1️⃣ Data Preprocessing
-
Loaded dataset using
sklearn.datasets.fetch_california_housing()
. -
Checked for missing values and outliers.
-
Scaled features using StandardScaler for better regression performance.
-
Selected key predictors:
MedInc, HouseAge, AveRooms, AveBedrms, Population, AveOccup, Latitude
.
2️⃣ Feature Scaling
Since the dataset includes features of different scales (income in thousands, rooms in hundreds, etc.), I applied feature scaling using StandardScaler to bring all features to a comparable range.
This step prevents bias in regression weights.
3️⃣ Model Selection
Chosen Model: Linear Regression
I experimented with a few models (Decision Tree, Random Forest), but chose Linear Regression for deployment because:
-
It’s simple, interpretable, and efficient for continuous value prediction.
-
The relationship between predictors and target is largely linear.
-
Excellent baseline model for regression tasks.
4️⃣ Model Training
-
Split data into training and test sets (80/20).
-
Trained Linear Regression model on scaled features.
-
Evaluated using R² score, MAE, and RMSE.
Metric | Result |
---|---|
R² Score | ~0.73 |
MAE (Mean Absolute Error) | Low, showing accurate predictions |
RMSE (Root Mean Square Error) | Moderate, indicating reliable performance |
5️⃣ Model Serialization
-
Saved the trained model as
AIModel_For_House.pkl
. -
Saved the fitted scaler as
scaler.pkl
for consistent input normalization during deployment.
💻 Web App Development – Streamlit Deployment
I built a Streamlit web app to make the model accessible to anyone, even non-technical users.
🌐 App Features
-
Sidebar input form for key housing features.
-
Predicts median house price instantly using the trained Linear Regression model.
-
Displays predicted value with a clear visual style.
-
Includes an About Me section with portfolio links.
🛠️ Tech Stack
Component | Technology Used |
---|---|
Programming Language | Python 3.9+ |
Frontend Framework | Streamlit |
Modeling Library | Scikit-learn |
Data Processing | Pandas, NumPy |
Model Storage | Pickle |
Visualization | Matplotlib / Seaborn |
📈 Results & Insights
-
The model accurately predicts median house prices within a reasonable range.
-
The most influential feature is Median Income, followed by Latitude and House Age — consistent with real-world housing market trends.
-
Achieved a strong balance between simplicity and performance.
📊 Key Insights:
-
Areas with higher median income → higher predicted prices.
-
Newer houses (lower HouseAge) → higher value.
-
Population density has a mild negative effect due to congestion.

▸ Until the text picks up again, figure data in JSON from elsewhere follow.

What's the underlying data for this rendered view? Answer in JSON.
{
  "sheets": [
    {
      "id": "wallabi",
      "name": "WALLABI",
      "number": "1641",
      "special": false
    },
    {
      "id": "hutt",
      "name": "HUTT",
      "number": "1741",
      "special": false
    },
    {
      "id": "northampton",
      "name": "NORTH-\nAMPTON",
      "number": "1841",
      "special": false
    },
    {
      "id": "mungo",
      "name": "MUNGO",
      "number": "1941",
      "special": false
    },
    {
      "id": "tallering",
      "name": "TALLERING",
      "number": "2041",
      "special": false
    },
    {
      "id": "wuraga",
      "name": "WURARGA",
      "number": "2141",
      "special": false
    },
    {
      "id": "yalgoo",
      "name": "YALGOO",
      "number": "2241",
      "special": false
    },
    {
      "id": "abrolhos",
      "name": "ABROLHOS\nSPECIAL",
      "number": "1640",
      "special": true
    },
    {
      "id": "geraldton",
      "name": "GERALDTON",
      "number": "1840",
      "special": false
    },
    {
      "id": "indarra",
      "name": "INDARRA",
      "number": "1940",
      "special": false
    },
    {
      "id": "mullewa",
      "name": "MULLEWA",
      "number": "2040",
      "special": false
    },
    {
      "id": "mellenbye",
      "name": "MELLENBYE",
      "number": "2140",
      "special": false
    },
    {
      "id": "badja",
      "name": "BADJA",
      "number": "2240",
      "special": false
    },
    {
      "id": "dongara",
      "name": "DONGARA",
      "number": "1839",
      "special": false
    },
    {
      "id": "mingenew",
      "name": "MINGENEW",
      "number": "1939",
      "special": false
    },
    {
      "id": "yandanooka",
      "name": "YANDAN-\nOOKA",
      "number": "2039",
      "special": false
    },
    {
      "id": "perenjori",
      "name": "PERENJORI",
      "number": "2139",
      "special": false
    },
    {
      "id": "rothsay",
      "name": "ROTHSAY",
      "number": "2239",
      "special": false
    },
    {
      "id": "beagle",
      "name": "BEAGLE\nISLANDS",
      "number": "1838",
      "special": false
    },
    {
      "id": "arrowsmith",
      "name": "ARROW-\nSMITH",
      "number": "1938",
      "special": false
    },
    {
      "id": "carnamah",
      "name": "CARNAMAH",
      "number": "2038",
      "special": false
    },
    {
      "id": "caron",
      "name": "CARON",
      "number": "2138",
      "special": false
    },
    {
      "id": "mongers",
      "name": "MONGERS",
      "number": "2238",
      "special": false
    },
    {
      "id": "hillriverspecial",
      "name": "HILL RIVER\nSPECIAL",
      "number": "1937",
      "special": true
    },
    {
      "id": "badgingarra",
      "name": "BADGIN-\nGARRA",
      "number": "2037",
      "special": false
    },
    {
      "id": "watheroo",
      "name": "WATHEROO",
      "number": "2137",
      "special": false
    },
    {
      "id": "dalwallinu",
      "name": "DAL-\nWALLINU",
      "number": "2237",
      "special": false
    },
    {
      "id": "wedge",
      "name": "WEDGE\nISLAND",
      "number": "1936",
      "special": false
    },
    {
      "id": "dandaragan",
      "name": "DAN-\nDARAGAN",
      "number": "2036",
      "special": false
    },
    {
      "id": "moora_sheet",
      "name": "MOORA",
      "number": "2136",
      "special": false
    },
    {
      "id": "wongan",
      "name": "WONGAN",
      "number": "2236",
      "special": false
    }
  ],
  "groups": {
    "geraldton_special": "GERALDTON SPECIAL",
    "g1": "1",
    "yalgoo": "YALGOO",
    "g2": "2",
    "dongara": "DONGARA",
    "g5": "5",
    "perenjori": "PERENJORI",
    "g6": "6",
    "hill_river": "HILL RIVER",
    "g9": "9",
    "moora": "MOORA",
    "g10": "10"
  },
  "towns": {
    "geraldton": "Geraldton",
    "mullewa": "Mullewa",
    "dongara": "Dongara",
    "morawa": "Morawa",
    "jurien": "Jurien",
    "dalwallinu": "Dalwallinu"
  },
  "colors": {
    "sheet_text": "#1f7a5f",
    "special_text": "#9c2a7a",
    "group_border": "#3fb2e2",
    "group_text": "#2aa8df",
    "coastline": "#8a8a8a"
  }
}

🧩 Interview Talking Points
If asked to elaborate this project in an interview, here’s how to respond:
-
What problem does it solve?
It predicts house prices based on socioeconomic and geographic data — useful for buyers and investors. -
Why did you choose Linear Regression?
It provides high interpretability, requires minimal tuning, and fits well with continuous target prediction problems. -
What preprocessing did you perform?
Data scaling, feature selection, and train-test splitting to ensure balanced and unbiased learning. -
How did you evaluate your model?
Used R², MAE, and RMSE to measure accuracy and reliability. -
What did you learn?
-
How to design and deploy a full ML system from scratch.
-
The importance of data preprocessing and scaling.
-
Real-world regression interpretation using feature importance.
-
🚀 Demo & Access
🎥 Video Demo: House-Prediction.webm
🔗 Live App: https://housepredictionapp07.streamlit.app/
🧠 Model Files:
-
AIModel_For_House.pkl
-
scaler.pkl
👨💻 Author
Mirza Yasir Abdullah Baig
❤️ Acknowledgements
⚠️ Disclaimer
This project is for educational and demonstration purposes only.
It is not intended for commercial real estate use without further professional validation.